TODO

- FixedVectorMask is currently untyped for ease of use. Unfortunately
  this means that operator< for FixedVector<uint8_t, 16> has to
  produce a FixedVectorMask<16> which has a static representation
  (currently sized for optimal performance with float vectors). Having
  a type-dependent FixedVectorMask (i.e. FixedVectorMask<uint8_t, 16>)
  would limit the conversion between natural mask results to the
  boundaries between types.

- operator[] is currently implemented in such a way that requires you
  disable the C strict aliasing rules (e.g. -fno-strict-aliasing for
  gcc). It'd be better to implement a wrapper object approach similar
  to the STL bool bitvector approach (get/set are easily implemented
  with SSE intrinsics, and could be mapped back to operator[]
  easily). Since operator[] on vectors is unlikely to be used in
  performance critical paths, this is probably a fine solution.

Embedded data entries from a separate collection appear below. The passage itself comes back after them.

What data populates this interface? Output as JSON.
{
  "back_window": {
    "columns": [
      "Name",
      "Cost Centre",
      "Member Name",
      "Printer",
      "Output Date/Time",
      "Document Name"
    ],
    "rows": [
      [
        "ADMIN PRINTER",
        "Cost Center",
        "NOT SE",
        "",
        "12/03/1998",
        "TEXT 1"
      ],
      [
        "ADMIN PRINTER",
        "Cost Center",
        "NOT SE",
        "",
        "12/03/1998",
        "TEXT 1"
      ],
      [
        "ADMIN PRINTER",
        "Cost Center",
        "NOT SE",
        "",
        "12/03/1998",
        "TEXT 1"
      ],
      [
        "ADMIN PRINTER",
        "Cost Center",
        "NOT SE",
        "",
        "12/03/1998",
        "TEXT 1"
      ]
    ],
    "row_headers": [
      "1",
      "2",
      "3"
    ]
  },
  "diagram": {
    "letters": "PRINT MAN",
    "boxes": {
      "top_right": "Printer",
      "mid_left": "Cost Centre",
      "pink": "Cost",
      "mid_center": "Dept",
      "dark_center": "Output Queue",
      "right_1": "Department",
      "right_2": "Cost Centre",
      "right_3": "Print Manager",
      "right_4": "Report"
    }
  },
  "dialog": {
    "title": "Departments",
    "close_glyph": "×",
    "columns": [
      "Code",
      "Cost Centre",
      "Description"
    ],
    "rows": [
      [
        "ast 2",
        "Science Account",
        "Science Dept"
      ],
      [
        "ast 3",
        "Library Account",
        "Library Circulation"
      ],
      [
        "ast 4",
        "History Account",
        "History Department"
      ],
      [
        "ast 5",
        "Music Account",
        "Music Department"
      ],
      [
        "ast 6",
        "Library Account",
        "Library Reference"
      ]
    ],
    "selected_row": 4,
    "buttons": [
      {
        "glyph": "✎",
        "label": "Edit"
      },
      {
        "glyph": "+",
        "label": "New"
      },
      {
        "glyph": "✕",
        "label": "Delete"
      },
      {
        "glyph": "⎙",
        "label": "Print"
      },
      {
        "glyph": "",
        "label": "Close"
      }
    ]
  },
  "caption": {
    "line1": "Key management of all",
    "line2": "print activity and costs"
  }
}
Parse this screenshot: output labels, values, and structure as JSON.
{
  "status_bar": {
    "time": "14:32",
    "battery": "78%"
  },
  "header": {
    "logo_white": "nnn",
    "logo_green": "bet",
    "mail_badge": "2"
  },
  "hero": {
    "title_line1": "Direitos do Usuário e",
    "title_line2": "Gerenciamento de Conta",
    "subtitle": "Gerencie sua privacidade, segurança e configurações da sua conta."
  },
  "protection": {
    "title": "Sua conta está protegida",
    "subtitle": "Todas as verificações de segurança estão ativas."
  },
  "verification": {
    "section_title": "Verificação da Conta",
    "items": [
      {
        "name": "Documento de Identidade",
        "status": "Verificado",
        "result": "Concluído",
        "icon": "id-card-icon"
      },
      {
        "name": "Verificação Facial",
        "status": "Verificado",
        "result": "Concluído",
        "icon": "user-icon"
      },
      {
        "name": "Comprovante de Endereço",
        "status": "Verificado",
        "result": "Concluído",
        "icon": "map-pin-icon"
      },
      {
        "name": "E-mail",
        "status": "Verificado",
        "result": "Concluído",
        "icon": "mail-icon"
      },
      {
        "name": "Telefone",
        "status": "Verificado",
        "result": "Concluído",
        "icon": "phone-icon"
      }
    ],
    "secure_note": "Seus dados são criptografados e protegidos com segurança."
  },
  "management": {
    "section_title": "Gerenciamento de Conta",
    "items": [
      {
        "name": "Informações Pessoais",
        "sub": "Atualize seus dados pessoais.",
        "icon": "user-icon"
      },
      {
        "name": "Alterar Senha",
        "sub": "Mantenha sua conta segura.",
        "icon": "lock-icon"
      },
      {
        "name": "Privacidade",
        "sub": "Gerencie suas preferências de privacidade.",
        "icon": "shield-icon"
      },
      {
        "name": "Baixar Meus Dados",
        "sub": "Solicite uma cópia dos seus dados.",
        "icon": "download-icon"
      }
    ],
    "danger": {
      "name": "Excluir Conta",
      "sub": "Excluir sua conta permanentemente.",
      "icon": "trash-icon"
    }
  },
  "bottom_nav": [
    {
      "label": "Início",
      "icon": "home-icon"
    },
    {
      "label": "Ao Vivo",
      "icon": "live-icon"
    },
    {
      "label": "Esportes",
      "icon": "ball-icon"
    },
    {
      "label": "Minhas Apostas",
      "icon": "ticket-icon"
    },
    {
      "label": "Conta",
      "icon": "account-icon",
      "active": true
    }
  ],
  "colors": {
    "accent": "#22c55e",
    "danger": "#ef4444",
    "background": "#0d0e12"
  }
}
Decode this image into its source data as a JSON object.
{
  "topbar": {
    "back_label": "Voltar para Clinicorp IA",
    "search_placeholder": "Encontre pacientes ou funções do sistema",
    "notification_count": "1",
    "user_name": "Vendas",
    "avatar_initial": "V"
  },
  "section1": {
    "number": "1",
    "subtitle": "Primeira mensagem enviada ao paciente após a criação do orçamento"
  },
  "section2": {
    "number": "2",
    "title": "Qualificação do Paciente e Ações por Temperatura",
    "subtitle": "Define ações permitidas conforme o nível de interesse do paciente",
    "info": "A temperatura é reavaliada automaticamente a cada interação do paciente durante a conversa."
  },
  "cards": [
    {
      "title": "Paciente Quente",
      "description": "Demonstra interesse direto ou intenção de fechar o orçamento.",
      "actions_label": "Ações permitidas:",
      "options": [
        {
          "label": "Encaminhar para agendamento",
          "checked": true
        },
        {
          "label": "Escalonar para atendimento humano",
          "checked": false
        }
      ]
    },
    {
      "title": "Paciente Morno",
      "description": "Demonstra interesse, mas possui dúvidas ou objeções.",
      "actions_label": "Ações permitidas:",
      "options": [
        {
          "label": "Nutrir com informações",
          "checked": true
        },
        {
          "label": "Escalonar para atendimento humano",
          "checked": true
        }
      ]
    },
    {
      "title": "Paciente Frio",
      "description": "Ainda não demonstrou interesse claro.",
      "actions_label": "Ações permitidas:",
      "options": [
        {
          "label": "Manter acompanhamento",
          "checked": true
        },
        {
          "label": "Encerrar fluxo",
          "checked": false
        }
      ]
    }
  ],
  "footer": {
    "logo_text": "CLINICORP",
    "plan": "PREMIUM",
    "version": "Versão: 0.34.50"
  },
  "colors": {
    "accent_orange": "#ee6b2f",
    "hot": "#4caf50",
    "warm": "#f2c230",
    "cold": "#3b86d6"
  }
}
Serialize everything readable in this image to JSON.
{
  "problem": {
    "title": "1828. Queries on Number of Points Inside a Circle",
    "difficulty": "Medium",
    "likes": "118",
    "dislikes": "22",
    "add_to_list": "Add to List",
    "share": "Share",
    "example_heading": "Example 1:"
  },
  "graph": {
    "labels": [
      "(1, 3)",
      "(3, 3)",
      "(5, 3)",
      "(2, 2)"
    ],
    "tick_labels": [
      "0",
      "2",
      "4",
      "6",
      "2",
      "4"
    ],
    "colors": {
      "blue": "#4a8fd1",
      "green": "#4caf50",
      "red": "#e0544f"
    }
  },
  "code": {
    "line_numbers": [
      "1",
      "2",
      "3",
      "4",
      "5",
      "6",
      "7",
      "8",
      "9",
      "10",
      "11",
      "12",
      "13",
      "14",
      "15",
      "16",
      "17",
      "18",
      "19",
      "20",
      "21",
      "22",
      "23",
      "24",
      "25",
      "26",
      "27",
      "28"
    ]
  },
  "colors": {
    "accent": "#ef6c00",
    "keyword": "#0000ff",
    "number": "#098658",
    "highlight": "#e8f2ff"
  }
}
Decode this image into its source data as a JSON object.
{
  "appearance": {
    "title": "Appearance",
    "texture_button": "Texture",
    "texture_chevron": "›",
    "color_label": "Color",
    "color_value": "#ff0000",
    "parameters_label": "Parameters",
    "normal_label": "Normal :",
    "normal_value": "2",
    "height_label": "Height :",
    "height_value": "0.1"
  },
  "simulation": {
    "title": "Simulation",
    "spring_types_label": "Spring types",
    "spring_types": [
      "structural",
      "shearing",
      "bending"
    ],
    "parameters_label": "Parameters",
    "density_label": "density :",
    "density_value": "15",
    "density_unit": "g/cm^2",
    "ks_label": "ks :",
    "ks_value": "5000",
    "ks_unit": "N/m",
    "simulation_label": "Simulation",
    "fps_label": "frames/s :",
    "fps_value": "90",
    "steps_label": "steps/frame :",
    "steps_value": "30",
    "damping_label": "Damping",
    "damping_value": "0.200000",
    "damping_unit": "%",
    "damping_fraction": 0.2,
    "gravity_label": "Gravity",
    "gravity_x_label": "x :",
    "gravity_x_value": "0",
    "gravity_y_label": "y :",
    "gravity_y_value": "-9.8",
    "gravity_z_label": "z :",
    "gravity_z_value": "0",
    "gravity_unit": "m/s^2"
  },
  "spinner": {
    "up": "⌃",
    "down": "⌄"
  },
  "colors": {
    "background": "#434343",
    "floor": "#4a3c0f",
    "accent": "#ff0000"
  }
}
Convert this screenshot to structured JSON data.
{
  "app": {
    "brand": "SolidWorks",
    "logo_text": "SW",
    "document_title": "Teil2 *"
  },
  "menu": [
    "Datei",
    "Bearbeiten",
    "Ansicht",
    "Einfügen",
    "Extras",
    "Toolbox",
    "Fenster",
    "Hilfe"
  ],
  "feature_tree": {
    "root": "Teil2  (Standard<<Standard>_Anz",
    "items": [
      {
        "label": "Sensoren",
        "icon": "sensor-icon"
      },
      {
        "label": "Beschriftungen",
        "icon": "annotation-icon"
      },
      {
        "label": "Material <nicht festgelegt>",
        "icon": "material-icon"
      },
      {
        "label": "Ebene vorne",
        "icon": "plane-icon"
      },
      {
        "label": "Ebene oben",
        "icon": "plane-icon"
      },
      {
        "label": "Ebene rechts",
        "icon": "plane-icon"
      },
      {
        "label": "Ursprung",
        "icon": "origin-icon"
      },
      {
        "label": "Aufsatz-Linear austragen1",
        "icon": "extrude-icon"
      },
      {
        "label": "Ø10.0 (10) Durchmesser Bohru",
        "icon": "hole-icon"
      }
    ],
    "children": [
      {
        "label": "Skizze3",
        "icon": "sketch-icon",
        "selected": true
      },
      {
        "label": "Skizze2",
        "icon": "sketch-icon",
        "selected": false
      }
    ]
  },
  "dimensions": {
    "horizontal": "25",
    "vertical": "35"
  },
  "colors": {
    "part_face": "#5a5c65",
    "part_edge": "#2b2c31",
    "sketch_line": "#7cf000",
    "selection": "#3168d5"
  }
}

- The bringup test isn't exhaustive. It should have more coverage. It
  should also probably resemble a real unit testing framework (but I'm
  not interested in a boost/gtest/other dependency)

- The docs haven't been updated in a while.

- The math library code is experimental. In particular, the trig
  functions don't do range reduction very well resulting in
  catostrophic cancellation. Exp, Ln and similar are pretty okay, but
  sin/cos aren't reputable replacements for those in libc.

- The math library unit test isn't part of the regular build and
  depends on mpfr. It should be added to the CMake build.

- The interface to the math library code needs to be updated as
  well. Currently sin/cos/etc are defined for all vector types. This
  should be updated to be more like namespace std (sin is defined for
  both double and float, but nothing else) and glibc (sinf should
  still be available and only on float). Moreover, the coefficients
  for most of the polynomials should really be optimized separately
  for double and float.

- The threading code needs some serious TLC.

- There isn't currently any 64-bit int or unsigned int support. (this
  incidentally blocks proper double precision math functions in some
  cases)

- There isn't an AltiVec "backend".

- Also, the CMakeLists needs to set the appropriate system vector ISA
  flags for people given their compiler (or at least tell people to do
  so).